How often do circuit splits arise?

The number of currently outstanding circuit conflicts on legal questions is probably in the range of many dozen on the low end and several hundred to several thousand on the high end. New circuit splits arise somewhere on some issue many times each year.

It is difficult to quantify this because there are lots of subtle differences of wording or application of the law between circuits that ordinarily are not considered circuit conflicts but could lead to a different result under some highly unusual set of facts. Establishing the existence of a circuit conflict, and becoming familiar with the conflicts that are most promising to see resolved, is one of the particular skills of lawyers who practice before the U.S. Supreme Court.

It is also worth noting that state courts can also enunciate questions of federal law that are presented to them without regard to the rule adopted by the federal circuit in which they are located (federal courts in U.S. territories and possessions are bound by the precedents of their federal circuit on questions of federal law).
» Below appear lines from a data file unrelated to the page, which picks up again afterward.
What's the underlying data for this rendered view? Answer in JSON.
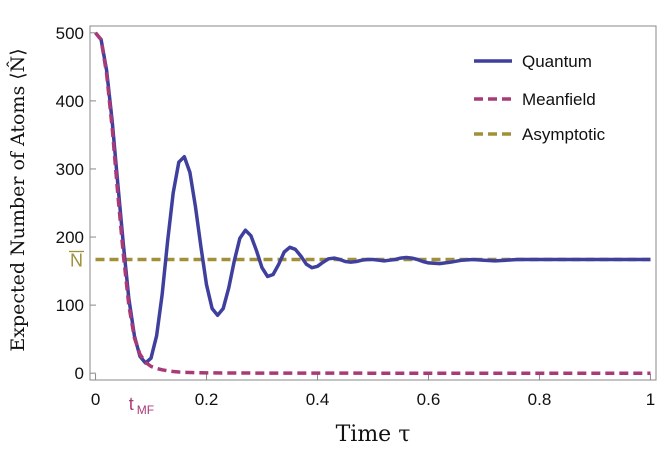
{
  "chart_data": {
    "type": "line",
    "xlabel": "Time τ",
    "ylabel": "Expected Number of Atoms ⟨N̂⟩",
    "xlim": [
      -0.01,
      1.01
    ],
    "ylim": [
      -10,
      510
    ],
    "x_ticks": [
      {
        "value": 0,
        "label": "0"
      },
      {
        "value": 0.2,
        "label": "0.2"
      },
      {
        "value": 0.4,
        "label": "0.4"
      },
      {
        "value": 0.6,
        "label": "0.6"
      },
      {
        "value": 0.8,
        "label": "0.8"
      },
      {
        "value": 1,
        "label": "1"
      }
    ],
    "y_ticks": [
      {
        "value": 0,
        "label": "0"
      },
      {
        "value": 100,
        "label": "100"
      },
      {
        "value": 200,
        "label": "200"
      },
      {
        "value": 300,
        "label": "300"
      },
      {
        "value": 400,
        "label": "400"
      },
      {
        "value": 500,
        "label": "500"
      }
    ],
    "legend_position": "top-right",
    "series": [
      {
        "name": "Quantum",
        "color": "#3f3f9e",
        "style": "solid",
        "x": [
          0,
          0.01,
          0.02,
          0.03,
          0.04,
          0.05,
          0.06,
          0.07,
          0.08,
          0.09,
          0.1,
          0.11,
          0.12,
          0.13,
          0.14,
          0.15,
          0.16,
          0.17,
          0.18,
          0.19,
          0.2,
          0.21,
          0.22,
          0.23,
          0.24,
          0.25,
          0.26,
          0.27,
          0.28,
          0.29,
          0.3,
          0.31,
          0.32,
          0.33,
          0.34,
          0.35,
          0.36,
          0.37,
          0.38,
          0.39,
          0.4,
          0.41,
          0.42,
          0.43,
          0.44,
          0.45,
          0.46,
          0.47,
          0.48,
          0.49,
          0.5,
          0.51,
          0.52,
          0.53,
          0.54,
          0.55,
          0.56,
          0.57,
          0.58,
          0.59,
          0.6,
          0.62,
          0.64,
          0.66,
          0.68,
          0.7,
          0.72,
          0.74,
          0.76,
          0.78,
          0.8,
          0.82,
          0.84,
          0.86,
          0.88,
          0.9,
          0.92,
          0.94,
          0.96,
          0.98,
          1.0
        ],
        "values": [
          500,
          490,
          445,
          370,
          280,
          190,
          110,
          55,
          25,
          15,
          22,
          55,
          115,
          195,
          265,
          310,
          318,
          295,
          245,
          185,
          130,
          95,
          85,
          95,
          125,
          165,
          198,
          210,
          202,
          180,
          155,
          142,
          145,
          160,
          178,
          185,
          182,
          172,
          160,
          155,
          157,
          163,
          168,
          169,
          167,
          164,
          163,
          164,
          166,
          167,
          167,
          166,
          165,
          166,
          167,
          169,
          170,
          169,
          167,
          164,
          162,
          161,
          163,
          166,
          167,
          166,
          165,
          166,
          167,
          167,
          167,
          167,
          167,
          167,
          167,
          167,
          167,
          167,
          167,
          167,
          167
        ]
      },
      {
        "name": "Meanfield",
        "color": "#a83a78",
        "style": "dashed",
        "x": [
          0,
          0.01,
          0.02,
          0.03,
          0.04,
          0.05,
          0.06,
          0.07,
          0.08,
          0.09,
          0.1,
          0.11,
          0.12,
          0.13,
          0.14,
          0.15,
          0.16,
          0.18,
          0.2,
          0.25,
          0.3,
          0.4,
          0.5,
          0.6,
          0.7,
          0.8,
          0.9,
          1.0
        ],
        "values": [
          500,
          490,
          440,
          360,
          265,
          175,
          100,
          52,
          28,
          16,
          10,
          7,
          5,
          3.5,
          2.5,
          1.8,
          1.3,
          0.8,
          0.5,
          0.3,
          0.2,
          0.1,
          0.05,
          0.02,
          0.01,
          0,
          0,
          0
        ]
      },
      {
        "name": "Asymptotic",
        "color": "#a0903a",
        "style": "dashed",
        "x": [
          0,
          1
        ],
        "values": [
          167,
          167
        ]
      }
    ],
    "annotations": [
      {
        "text": "N",
        "overline": true,
        "axis": "y",
        "value": 167,
        "color": "#a0903a"
      },
      {
        "text": "t",
        "subscript": "MF",
        "axis": "x",
        "value": 0.085,
        "color": "#a83a78"
      }
    ]
  }
}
So, there are 50 states and each of the 13 federal circuits (1-11, DC and Federal) which are directly subordinate to the U.S. Supreme Court and could take a position on a question of federal law that could conflict with another jurisdiction leading to a split of authority that can only be resolved by the U.S. Supreme Court.

What happens when a circuit split is not resolved?

When a circuit split is not resolved courts in each circuit follow the precedents set by their particular circuit. Meanwhile, trial courts and appellate courts in circuits that have not taken a position in the circuit split give particularly careful and reasoned consideration to which side the court should take in an undecided circuit as a matter of first impression.

Unresolved circuit splits are not uncommon and can last for decades on issues that the U.S. Supreme Court deems unimportant.